System Failed 6-Year-Old Who Was Tortured Before Being Killed
NEW YORK (AP) _ The system failed 6-year-old Alisa Izquierdo and it cost her her life. Neighbors heard her screams and did nothing, and the pleas of those who did intervene fell on deaf ears.
On Thursday, her mother, Awilda Lopez, 29, was charged with second-degree murder and endangering the welfare of the child, said Officer Debra Kearns, a police spokeswoman.
``I didn’t do it,″ the 29-year-old mother of six said as she was walked out of the police precinct.
Alisa’s body was found Wednesday in the family’s apartment. She was covered with bruises and cigarette burns. Some of her fingers were broken and there were signs she had been sexually abused, authorities said.

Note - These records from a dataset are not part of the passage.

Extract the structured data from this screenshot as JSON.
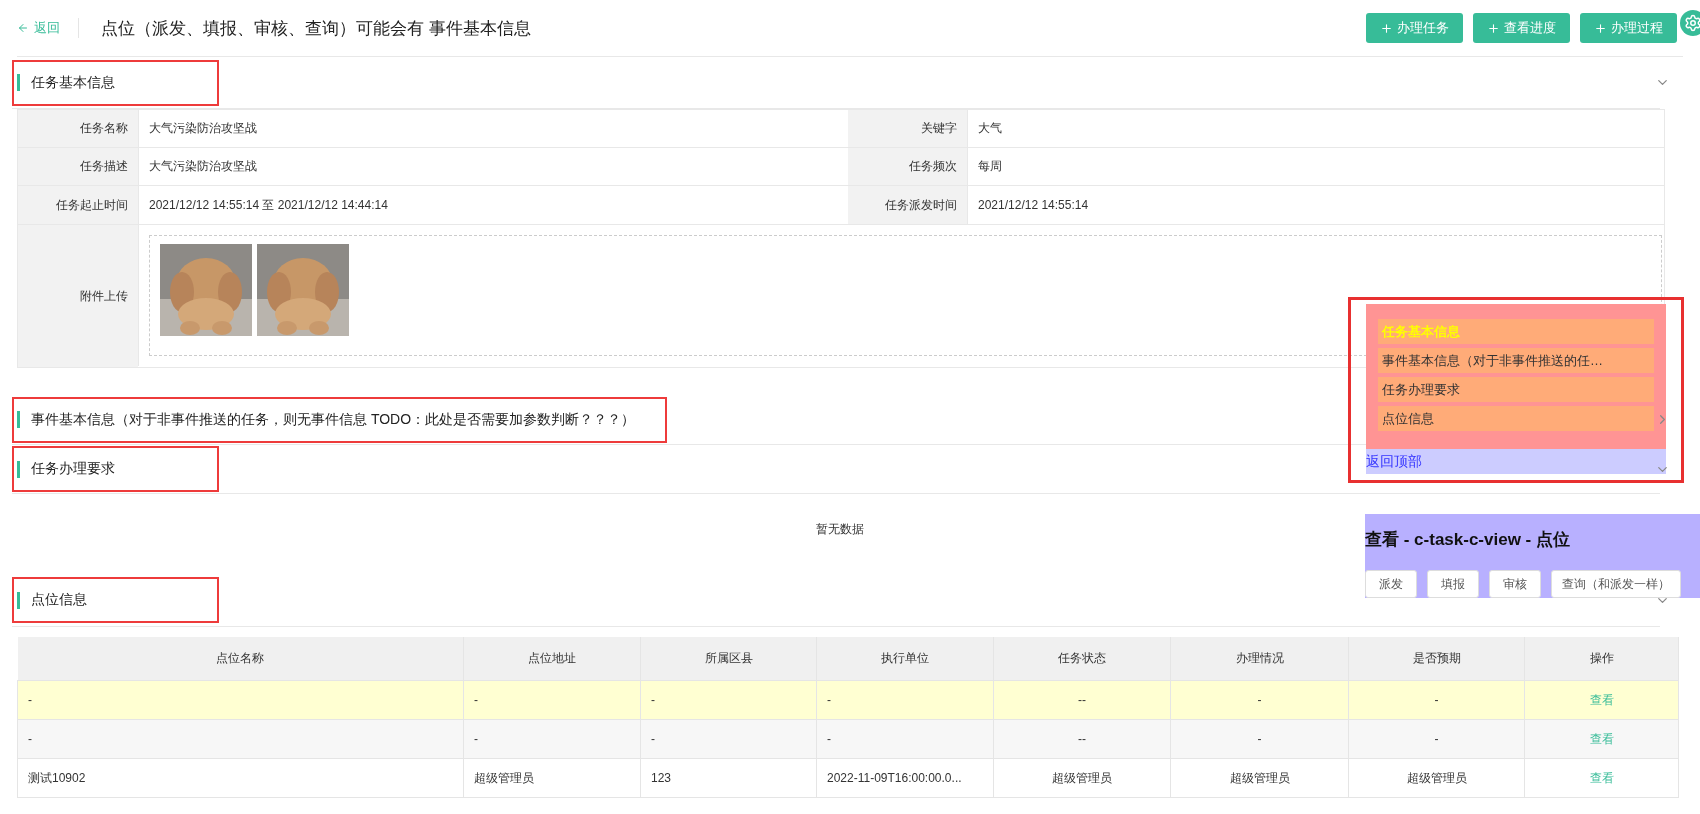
{
  "header": {
    "back": "返回",
    "title": "点位（派发、填报、审核、查询）可能会有 事件基本信息",
    "actions": [
      {
        "label": "办理任务"
      },
      {
        "label": "查看进度"
      },
      {
        "label": "办理过程"
      }
    ]
  },
  "sections": [
    {
      "kind": "form",
      "title": "任务基本信息",
      "expanded": true,
      "annotated": true,
      "rows": [
        {
          "cells": [
            {
              "label": "任务名称",
              "value": "大气污染防治攻坚战"
            },
            {
              "label": "关键字",
              "value": "大气"
            }
          ]
        },
        {
          "cells": [
            {
              "label": "任务描述",
              "value": "大气污染防治攻坚战"
            },
            {
              "label": "任务频次",
              "value": "每周"
            }
          ]
        },
        {
          "cells": [
            {
              "label": "任务起止时间",
              "value": "2021/12/12 14:55:14 至 2021/12/12 14:44:14"
            },
            {
              "label": "任务派发时间",
              "value": "2021/12/12 14:55:14"
            }
          ]
        }
      ],
      "attachment": {
        "label": "附件上传"
      }
    },
    {
      "kind": "plain",
      "title": "事件基本信息（对于非事件推送的任务，则无事件信息 TODO：此处是否需要加参数判断？？？）",
      "expanded": false,
      "annotated": true
    },
    {
      "kind": "empty",
      "title": "任务办理要求",
      "expanded": true,
      "annotated": true,
      "empty_text": "暂无数据"
    },
    {
      "kind": "table",
      "title": "点位信息",
      "expanded": true,
      "annotated": true,
      "columns": [
        {
          "label": "点位名称"
        },
        {
          "label": "点位地址"
        },
        {
          "label": "所属区县"
        },
        {
          "label": "执行单位"
        },
        {
          "label": "任务状态"
        },
        {
          "label": "办理情况"
        },
        {
          "label": "是否预期"
        },
        {
          "label": "操作"
        }
      ],
      "rows": [
        {
          "highlighted": true,
          "cells": [
            "-",
            "-",
            "-",
            "-",
            "--",
            "-",
            "-"
          ],
          "action": "查看"
        },
        {
          "highlighted": false,
          "cells": [
            "-",
            "-",
            "-",
            "-",
            "--",
            "-",
            "-"
          ],
          "action": "查看"
        },
        {
          "highlighted": false,
          "cells": [
            "测试10902",
            "超级管理员",
            "123",
            "2022-11-09T16:00:00.0...",
            "超级管理员",
            "超级管理员",
            "超级管理员"
          ],
          "action": "查看"
        }
      ]
    }
  ],
  "nav_panel": {
    "annotated": true,
    "items": [
      {
        "label": "任务基本信息",
        "selected": true
      },
      {
        "label": "事件基本信息（对于非事件推送的任…",
        "selected": false
      },
      {
        "label": "任务办理要求",
        "selected": false
      },
      {
        "label": "点位信息",
        "selected": false
      }
    ],
    "back_top": "返回顶部"
  },
  "view_panel": {
    "title": "查看 - c-task-c-view - 点位",
    "buttons": [
      {
        "label": "派发"
      },
      {
        "label": "填报"
      },
      {
        "label": "审核"
      },
      {
        "label": "查询（和派发一样）"
      }
    ]
  }
}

``In my 22 years of service, this has been the worst case of child abuse I’ve ever seen,″ Lt. Luis Gonzalez said.
The apartment was orderly and Lopez’s five other children, ages 2 to 9, didn’t appear to be injured, police said. They have been turned over to welfare authorities.
Lopez had told relatives that Alisa knew voodoo, and she was afraid of the little girl, Brunilda Rivera, the suspect’s sister, told The New York Times.
Neighbor Millie Vasquez said she would hear Alisa crying in the middle of the night: ``Mommy, please stop. No more.″
Other neighbors also said they heard screams or strange thuds coming from the apartment, and did nothing.
``I wish I had called Family Services or something,″ neighbor Wen Kuen Ng said.
An autopsy showed Alisa died from blunt impact injuries to the head, which caused a brain hemorrhage, said Ellen Borakove, spokeswoman for the city medical examiner.
Rivera said she reported her sister to the child welfare agency in 1989 and that Alisa was taken from Lopez for a year. Afterward, she said, her sister cut her out of her life and she lost track of the children.
Officials at the school where Alisa attended kindergarten from September 1994 to December 1994, said they notified social services that they thought the girl was being abused but that no action was taken.
Renelda Higgins, a spokeswoman for the city’s Child Welfare Administration said state confidentiality laws prevented her from commenting.
Andrew Lachman, who represents the school district where Alisa attended kindergarten, said her mother pulled her out of school last December and led officials to believe she was enrolling elsewhere for first grade.
Even so, he said, workers from the school _ where Alisa’s two older siblings continued to go _ visited the Lopez home twice to monitor it. He said that they did not spot any trouble on either visit.